In mixed bundling, discounts are often applied based on the overall cost of the individual items. In NFT Land, discounting may be appropriate for insiders, communities and whitelisted individuals in a presale or similar event. However, my opinion is that otherwise discounting editions of art, whether by well-known or emerging artists, may look like a sign of problems that one may have otherwise missed.


If you haven’t yet considered bundling a select group of your NFTs or the NFTs of a particular network of creators, ArtVndngMchn offers an excellent example of an individual artist bringing together a group of crypto artists for a successful series of drops. Keep in mind that, while there is lots of activity in this area, there is still room for artists typically focused on 1 of 1 art and limited editions, to make unique and compelling NFT bundles.


ArtVndngMchn: OGs and Emerging Artists


The title of this column promised ‘Fun,’ and so far I have failed to deliver.
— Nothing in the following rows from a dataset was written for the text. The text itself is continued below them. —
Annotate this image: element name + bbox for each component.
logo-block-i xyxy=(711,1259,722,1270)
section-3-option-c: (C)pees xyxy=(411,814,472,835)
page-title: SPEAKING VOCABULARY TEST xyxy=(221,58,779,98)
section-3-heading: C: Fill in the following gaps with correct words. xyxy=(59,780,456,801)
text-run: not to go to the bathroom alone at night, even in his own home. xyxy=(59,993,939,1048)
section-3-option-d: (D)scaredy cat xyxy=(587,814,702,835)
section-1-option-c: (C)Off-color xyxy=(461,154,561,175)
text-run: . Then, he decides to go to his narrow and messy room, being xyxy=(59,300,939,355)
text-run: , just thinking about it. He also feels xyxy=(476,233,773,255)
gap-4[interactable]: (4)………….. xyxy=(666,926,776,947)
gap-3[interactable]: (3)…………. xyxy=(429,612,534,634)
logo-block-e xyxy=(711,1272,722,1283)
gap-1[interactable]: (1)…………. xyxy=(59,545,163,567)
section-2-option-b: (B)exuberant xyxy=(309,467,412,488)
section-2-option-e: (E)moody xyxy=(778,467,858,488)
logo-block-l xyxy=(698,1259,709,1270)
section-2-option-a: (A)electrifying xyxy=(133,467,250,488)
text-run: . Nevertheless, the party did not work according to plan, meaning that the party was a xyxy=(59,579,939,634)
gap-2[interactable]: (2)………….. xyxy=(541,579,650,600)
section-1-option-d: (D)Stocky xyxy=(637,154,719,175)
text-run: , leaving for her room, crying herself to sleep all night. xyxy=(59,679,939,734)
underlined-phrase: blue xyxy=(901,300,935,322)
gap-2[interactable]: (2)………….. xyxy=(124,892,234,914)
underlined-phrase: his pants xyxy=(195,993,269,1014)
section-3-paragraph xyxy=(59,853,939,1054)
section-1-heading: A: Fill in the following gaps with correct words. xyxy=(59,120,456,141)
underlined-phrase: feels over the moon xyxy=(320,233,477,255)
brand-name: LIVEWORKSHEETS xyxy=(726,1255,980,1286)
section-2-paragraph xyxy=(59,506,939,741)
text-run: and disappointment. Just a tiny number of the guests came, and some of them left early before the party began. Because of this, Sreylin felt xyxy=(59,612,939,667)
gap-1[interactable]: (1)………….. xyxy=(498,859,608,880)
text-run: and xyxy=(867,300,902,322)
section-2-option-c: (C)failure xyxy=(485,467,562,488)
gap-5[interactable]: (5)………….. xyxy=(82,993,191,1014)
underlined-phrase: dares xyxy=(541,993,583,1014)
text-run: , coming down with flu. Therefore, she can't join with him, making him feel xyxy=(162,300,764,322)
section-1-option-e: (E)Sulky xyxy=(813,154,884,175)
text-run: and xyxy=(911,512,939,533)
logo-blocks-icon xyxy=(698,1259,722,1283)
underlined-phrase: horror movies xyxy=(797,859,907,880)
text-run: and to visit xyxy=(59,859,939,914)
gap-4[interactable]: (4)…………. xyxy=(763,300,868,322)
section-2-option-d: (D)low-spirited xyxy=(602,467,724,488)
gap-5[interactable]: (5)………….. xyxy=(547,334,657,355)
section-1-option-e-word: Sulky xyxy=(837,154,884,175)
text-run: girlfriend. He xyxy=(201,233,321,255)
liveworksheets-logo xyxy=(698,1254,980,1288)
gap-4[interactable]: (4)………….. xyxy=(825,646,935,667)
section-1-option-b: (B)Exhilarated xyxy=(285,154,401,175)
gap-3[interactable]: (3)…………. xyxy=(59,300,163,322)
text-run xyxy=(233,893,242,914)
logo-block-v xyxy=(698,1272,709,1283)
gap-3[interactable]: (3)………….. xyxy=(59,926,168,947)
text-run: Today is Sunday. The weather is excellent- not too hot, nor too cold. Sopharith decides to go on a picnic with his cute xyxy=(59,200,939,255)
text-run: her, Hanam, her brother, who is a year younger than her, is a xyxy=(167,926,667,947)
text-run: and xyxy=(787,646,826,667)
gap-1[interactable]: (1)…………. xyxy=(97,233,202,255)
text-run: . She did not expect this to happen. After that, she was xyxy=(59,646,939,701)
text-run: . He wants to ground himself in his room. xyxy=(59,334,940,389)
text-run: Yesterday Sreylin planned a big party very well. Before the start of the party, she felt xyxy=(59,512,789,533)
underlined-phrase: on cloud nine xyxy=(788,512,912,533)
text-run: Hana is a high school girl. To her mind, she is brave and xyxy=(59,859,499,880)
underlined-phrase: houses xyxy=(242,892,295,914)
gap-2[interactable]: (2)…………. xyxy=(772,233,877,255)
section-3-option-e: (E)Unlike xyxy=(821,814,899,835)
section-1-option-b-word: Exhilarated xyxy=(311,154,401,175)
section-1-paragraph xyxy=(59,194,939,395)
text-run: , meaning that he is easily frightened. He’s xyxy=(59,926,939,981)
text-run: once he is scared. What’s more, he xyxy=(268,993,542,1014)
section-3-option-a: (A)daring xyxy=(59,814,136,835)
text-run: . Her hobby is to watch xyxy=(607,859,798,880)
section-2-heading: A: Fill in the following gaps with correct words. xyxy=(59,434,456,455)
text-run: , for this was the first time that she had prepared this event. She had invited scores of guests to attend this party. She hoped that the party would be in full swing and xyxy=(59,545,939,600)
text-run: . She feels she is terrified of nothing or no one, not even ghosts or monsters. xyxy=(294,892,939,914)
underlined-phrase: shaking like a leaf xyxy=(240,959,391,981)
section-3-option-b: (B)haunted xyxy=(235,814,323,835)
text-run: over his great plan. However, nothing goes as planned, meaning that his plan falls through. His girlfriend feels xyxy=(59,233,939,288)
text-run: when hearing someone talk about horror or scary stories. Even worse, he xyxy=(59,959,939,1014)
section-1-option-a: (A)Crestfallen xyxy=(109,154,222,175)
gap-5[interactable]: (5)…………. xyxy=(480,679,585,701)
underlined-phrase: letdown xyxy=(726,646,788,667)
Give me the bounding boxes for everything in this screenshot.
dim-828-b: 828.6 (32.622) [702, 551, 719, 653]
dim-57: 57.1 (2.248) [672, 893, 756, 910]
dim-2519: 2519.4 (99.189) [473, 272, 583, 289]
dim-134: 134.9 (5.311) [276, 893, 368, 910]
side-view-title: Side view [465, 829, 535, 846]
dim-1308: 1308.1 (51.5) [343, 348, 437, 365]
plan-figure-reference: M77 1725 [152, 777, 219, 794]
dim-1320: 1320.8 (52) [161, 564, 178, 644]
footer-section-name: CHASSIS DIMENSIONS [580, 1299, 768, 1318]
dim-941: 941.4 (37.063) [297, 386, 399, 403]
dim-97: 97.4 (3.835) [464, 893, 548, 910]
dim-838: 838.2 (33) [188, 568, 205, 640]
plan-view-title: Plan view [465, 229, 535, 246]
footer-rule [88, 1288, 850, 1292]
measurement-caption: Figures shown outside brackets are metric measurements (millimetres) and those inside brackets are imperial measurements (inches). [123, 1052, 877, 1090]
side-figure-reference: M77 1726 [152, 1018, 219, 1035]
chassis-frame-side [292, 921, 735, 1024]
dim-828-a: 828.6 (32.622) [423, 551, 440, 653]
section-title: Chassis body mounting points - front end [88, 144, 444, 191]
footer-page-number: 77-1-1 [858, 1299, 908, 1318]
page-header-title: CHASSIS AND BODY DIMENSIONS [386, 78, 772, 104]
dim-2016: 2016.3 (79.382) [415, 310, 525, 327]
However, this piece was inspired by a discussion with Joe Chiappetta, an artist whose work and projects do have plenty of fun energy. 


Chiappetta was preparing for the latest ArtVndngMchn drop on Wax, coming February 26th. It will feature packs of 5 NFTs each by a group of “Cryptoart OGs (Joe Chiapetta, Marko Zubak, Fabi Yamada, Richard Yates) and emerging artists” listed on the Series 3 webpage.


I think this is a great example of niche bundling of NFTs. These names will be especially familiar to those active in crypto art before the NFT boom which also gives the emerging artists the OG cosign. Though it is appropriate to price art more modestly off the Ethereum blockchain, due to lower gas fees and less developed NFT ecosystems, this project seems low-priced at $20 per pack.


For those interested in utility, there are some really nice examples in the ArtVndngMchn project, which also goes beyond NFTs. Series 3-specific elements include raising money for the education of blind youth in Kiev, the ability to mix and upgrade select NFTs using NeftyBlocks, and a concurrent metaverse event.


The NFTs themselves are hidden till packs are open. The wrapper, shown above, is animated and plays a role in the unwrapping, according to Chiappetta:


“After a collector buys a pack, if they choose to open it, a special 3D animation of an art vending machine plays to give them an extra special visual treat, and then they see what pieces of rare digital art are in the package.”


ArtVndngMchn now has a successful track record of bundle drops and shows that the wrapper can also be a creative part of the project.


NFT Creator Bundles


While established artists can certainly choose to bundle work on their own, bundling as a group is a way for emerging artists to stand out. In the case of ArtVndngMchn, we have an example of established and emerging artists working together. So NFT bundling can also be a useful tool to build community while strengthening marketing effects. And as we have seen with so many bundling efforts, artistic creativity can be applied to both the bundle and the container.